TANKINO : Lars Von Trier's Melancholia

Illustration : Giom



Plus lyrique et moins violent, plus humain mais dépressif, le dernier film de Lars Von Trier se décline en deux volets prenant chacun le nom d’une des deux sœurs interprétées magistralement par Kirsten Dunst (prix d’interprétation à Cannes) et Charlotte Gainsbourg. Sur fond d’apocalypse à retardement sublimé par la musique de Wagner, le provocateur réalisateur danois réalise son meilleur film.


Lars (Von) Trier est un emmerdeur. Contrairement à la majorité des réalisateurs de ce monde, le Danois aime aller à l’encontre des problèmes (réfuter les décors dans Dogville, 2003), à déraper juste quand il ne faut pas (« Je comprends Hitler » à Cannes) et à jouer avec le public de façon aussi malsaine qu’il dirige ses comédiens. Déjà dans The Idiots (1998), un de ces films dogmatiques (il fonde dans les années 90 le Dogme95 qui est une sorte de mouvement artistique selon des règles définies : filmer caméra à l’épaule, pas ou peu de montage) l’atmosphère instaurée par Lars était déstabilisante pour le spectateur qui ne savait plus vraiment comment comprendre le film, la frontière entre le docu et la fiction étant si mince. Dancer In The Dark (2000) – sa comédie musicale – fut remarqué à Cannes pour la qualité de ses scènes de danse et la réflexivité de la notion de musical : croire en la danse et à l’évasion pour sortir de la folie. La présence de Bjork n’était pas non plus insignifiante. Déjà Lars jouait à torturer ses actrices et l’artiste islandaise ne manqua pas d’écrire une lettre à Nicole Kidman pour la dissuader de jouer dans Dogville.
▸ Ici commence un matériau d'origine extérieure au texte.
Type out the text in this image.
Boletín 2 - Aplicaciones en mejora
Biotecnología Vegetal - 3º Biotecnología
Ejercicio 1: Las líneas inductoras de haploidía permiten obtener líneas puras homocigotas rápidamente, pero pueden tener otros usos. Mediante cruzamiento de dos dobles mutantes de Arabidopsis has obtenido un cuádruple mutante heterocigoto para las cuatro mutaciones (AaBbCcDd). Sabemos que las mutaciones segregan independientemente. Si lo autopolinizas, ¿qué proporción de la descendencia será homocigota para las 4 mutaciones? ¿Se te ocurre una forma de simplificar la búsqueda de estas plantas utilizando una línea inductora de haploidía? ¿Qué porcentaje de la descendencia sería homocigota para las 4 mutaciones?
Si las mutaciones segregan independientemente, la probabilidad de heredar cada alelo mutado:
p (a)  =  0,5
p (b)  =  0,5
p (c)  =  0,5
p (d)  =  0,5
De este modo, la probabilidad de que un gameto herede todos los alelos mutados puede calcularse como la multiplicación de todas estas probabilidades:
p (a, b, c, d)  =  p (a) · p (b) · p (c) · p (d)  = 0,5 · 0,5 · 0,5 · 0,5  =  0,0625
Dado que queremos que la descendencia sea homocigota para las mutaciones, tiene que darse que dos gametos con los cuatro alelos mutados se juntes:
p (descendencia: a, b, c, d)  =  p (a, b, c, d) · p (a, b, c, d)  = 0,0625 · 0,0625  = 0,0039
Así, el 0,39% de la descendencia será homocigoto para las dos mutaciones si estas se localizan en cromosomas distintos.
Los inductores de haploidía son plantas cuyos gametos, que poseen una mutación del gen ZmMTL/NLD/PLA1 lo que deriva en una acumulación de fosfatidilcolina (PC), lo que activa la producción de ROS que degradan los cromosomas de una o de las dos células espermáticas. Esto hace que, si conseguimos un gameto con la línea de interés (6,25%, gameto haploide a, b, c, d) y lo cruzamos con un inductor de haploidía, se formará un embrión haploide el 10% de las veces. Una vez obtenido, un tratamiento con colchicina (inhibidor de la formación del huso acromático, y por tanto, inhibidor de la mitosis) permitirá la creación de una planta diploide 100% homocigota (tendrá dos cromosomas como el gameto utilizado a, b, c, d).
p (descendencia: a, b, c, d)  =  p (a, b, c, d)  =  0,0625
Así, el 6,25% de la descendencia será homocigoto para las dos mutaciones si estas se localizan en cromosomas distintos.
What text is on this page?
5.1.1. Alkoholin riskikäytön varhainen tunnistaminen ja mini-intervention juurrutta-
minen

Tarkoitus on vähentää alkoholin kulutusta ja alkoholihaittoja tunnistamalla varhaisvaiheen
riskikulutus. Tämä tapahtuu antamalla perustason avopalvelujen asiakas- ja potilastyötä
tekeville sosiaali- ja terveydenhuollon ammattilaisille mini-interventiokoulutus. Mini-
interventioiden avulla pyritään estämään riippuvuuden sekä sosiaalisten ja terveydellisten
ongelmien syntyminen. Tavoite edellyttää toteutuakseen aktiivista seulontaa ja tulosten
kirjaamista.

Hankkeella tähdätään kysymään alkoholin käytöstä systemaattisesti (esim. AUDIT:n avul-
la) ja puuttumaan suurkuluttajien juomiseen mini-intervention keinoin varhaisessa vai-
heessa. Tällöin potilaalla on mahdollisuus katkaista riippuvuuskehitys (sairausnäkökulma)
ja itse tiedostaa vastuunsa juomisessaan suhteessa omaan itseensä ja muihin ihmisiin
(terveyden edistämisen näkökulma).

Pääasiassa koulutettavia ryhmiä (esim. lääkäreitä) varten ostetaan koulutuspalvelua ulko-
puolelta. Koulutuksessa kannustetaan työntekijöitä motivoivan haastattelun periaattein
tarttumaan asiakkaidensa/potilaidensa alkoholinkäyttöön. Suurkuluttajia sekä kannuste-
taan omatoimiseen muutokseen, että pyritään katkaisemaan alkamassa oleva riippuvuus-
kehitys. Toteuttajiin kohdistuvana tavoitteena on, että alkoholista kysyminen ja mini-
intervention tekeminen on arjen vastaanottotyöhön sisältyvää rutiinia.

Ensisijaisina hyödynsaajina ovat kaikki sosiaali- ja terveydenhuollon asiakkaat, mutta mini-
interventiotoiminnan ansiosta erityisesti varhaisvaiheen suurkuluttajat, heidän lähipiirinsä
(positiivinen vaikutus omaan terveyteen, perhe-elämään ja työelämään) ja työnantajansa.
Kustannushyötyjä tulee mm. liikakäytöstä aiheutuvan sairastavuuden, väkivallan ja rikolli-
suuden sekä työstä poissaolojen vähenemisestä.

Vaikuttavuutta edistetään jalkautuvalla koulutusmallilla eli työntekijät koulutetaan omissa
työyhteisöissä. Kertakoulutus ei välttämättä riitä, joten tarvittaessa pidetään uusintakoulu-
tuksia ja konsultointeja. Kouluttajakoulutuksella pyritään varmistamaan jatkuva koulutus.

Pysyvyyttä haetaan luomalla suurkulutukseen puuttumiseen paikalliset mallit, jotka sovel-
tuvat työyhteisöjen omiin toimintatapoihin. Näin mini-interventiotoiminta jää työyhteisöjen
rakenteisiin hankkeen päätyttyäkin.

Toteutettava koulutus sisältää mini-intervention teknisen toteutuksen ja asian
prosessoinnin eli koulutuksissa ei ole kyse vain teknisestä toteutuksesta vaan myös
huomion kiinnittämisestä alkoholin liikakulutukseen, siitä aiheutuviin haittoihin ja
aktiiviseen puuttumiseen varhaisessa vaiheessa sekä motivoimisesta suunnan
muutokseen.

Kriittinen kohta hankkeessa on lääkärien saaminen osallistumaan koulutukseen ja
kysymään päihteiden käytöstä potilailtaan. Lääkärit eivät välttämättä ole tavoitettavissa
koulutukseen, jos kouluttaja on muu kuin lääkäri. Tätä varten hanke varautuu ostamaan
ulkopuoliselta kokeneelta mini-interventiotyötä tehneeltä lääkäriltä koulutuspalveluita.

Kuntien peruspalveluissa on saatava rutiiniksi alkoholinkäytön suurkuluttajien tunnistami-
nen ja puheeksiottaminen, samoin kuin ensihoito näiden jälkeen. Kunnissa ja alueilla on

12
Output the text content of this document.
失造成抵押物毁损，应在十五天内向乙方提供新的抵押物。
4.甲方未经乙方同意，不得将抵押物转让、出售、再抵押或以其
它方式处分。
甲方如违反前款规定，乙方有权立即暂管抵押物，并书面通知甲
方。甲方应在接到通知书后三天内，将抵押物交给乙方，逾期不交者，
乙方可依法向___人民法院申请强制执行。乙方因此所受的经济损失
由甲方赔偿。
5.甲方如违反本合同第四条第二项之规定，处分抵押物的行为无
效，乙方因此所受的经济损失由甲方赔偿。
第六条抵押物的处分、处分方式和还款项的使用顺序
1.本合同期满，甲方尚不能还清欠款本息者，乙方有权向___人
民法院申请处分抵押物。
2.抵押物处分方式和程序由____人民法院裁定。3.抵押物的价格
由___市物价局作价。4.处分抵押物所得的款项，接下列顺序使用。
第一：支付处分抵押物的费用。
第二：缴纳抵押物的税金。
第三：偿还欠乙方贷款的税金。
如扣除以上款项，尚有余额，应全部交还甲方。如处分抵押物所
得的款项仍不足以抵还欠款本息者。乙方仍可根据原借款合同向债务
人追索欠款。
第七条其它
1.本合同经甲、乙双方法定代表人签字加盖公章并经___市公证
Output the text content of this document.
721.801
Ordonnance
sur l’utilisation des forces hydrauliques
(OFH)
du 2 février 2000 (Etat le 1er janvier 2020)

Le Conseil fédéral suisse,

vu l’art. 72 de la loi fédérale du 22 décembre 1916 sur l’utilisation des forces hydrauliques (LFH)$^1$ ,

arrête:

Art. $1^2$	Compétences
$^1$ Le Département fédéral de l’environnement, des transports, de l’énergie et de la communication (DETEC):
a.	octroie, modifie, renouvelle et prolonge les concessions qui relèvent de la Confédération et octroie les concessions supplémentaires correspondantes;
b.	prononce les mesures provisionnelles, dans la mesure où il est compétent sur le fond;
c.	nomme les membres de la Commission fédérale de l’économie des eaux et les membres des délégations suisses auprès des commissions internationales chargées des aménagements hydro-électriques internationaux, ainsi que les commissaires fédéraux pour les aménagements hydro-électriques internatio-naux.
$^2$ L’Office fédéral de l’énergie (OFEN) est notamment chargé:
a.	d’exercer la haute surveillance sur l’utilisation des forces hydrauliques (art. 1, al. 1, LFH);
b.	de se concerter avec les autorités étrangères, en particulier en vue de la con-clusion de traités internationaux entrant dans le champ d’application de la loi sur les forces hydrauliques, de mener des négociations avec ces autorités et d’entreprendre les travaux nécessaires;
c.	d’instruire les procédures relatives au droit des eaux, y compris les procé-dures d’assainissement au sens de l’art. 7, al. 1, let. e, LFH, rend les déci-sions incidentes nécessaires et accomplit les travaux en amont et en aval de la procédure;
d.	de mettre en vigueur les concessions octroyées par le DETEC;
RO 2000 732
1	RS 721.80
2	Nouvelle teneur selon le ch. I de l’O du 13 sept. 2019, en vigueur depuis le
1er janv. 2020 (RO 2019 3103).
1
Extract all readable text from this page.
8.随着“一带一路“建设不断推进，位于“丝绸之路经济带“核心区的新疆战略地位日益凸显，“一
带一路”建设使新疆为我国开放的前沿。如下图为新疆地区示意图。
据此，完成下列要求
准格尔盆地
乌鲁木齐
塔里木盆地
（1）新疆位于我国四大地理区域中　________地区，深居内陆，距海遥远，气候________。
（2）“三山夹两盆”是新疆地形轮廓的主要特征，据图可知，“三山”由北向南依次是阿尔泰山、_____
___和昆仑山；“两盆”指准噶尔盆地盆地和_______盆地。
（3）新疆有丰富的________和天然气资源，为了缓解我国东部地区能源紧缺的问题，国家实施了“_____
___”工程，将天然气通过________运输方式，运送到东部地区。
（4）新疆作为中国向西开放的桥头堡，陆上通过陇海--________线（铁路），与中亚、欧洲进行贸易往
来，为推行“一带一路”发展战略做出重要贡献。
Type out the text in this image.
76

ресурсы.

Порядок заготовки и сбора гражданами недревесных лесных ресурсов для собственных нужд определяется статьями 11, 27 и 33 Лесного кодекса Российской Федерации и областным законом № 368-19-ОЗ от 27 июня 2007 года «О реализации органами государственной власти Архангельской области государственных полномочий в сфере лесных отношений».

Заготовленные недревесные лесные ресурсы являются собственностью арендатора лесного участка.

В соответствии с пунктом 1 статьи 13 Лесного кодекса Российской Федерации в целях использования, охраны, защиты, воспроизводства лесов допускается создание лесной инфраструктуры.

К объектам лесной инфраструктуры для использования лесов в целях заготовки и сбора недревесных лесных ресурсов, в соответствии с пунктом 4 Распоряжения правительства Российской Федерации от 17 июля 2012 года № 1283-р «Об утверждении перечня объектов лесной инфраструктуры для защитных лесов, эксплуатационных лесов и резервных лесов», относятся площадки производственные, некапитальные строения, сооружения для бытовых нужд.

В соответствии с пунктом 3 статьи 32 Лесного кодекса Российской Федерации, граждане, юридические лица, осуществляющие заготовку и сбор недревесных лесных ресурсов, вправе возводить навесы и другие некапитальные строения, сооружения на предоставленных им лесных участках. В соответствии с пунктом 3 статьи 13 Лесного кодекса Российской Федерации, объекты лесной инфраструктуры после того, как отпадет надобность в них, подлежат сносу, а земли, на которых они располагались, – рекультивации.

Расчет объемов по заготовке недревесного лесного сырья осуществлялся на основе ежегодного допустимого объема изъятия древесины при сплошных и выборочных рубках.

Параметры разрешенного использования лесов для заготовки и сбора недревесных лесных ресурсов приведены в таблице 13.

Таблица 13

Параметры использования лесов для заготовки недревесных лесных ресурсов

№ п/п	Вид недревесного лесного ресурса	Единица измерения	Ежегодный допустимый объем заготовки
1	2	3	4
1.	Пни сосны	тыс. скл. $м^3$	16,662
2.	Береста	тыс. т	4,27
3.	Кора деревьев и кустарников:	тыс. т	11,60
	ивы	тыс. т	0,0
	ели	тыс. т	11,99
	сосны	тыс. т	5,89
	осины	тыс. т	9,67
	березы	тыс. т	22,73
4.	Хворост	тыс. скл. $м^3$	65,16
Charlotte Gainsbourg en subira les frais dans Antichrist (2009) mais acceptera de poursuivre avec ces rôles masochistes. Cependant, Melancholia – le film qu’il définit comme son plus optimiste – se veut plus calme, moins « film d’auteur », moins dogmatique dans ce sens, ce qui voudrait donc dire plus agréable à l’oeil.

Dès le début en effet, Trier veut nous en mettre plein la vue avec une séquence d’introduction qui dure une bonne quinzaine de minutes présentant une succession de plans fixes surréalistes en slow-motion sur l’ouverture de Trisan et Iseult de Wagner. Séquence magistrale évidente, invoquant la puissance visuelle de Kubrick ou le lyrisme de Visconti, comprenant des citations effectives (Bruegel) ou déconstruites (Magritte, De Chirico), l’ouverture de Melancholia est une convocation des grands esprits du monde qui a pour fonction d’ouvrir un film ayant comme sujet (ou plutôt comme but) la fin du monde. Le choc est donc brutal lorsque le film commence réellement avec la première partie (« Justine ») et l’agression des plans caméra à l’épaule qui donne le mal de mer. Petit conseil, accrochez-vous aux sous-titres pour ne pas verser. Mais ce choix est tout à fait attendu et acceptable. Le diptyque mis en place par Trier n’est pas anodin et les deux parties se répondent intelligemment et subtilement l’une à l’autre ; elles définissent le caractère des deux sœurs ainsi que l’angoisse de chacune. Car plus qu’un film sur la dépression (Trier dira qu’il faut avoir connu la dépression pour savoir vivre), Melancholia est un film sur l’angoisse. Et sur ce sujet, peu de films lui arrivent à la cheville. Claire aime la vie et désire le meilleur pour le mariage de sa sœur Justine. Cette dernière, dépressive, tente de garder la face tout au long de la soirée mais n’y arrive pas. Le problème psychiatrique de Justine prendra encore plus de sens dans la deuxième partie, celle consacrée à sa grande sœur Claire qui angoisse à l’idée de voir cette énorme planète Melancholia rentrer en collision avec la Terre. La séquence où Justine remplace les tableaux abstraits en exposition sur la bibliothèque par des figuratifs qu’elle choisit métaphorise le combat entre les deux sœurs qui luttent finalement contre la même peur. L’immense coup de génie réside dans la structure du film, qui semble pourtant vue des centaines de fois, mais qui n’a que rarement été aussi bien utilisé. Rarement (jamais ?) au cinéma nous n’avons pu voir une aussi bonne simulation de ce qu’est la dépression : cette planète qui fonce tout droit sur vous et qui, par moments, s’éloigne pour vous laisser un peu respirer.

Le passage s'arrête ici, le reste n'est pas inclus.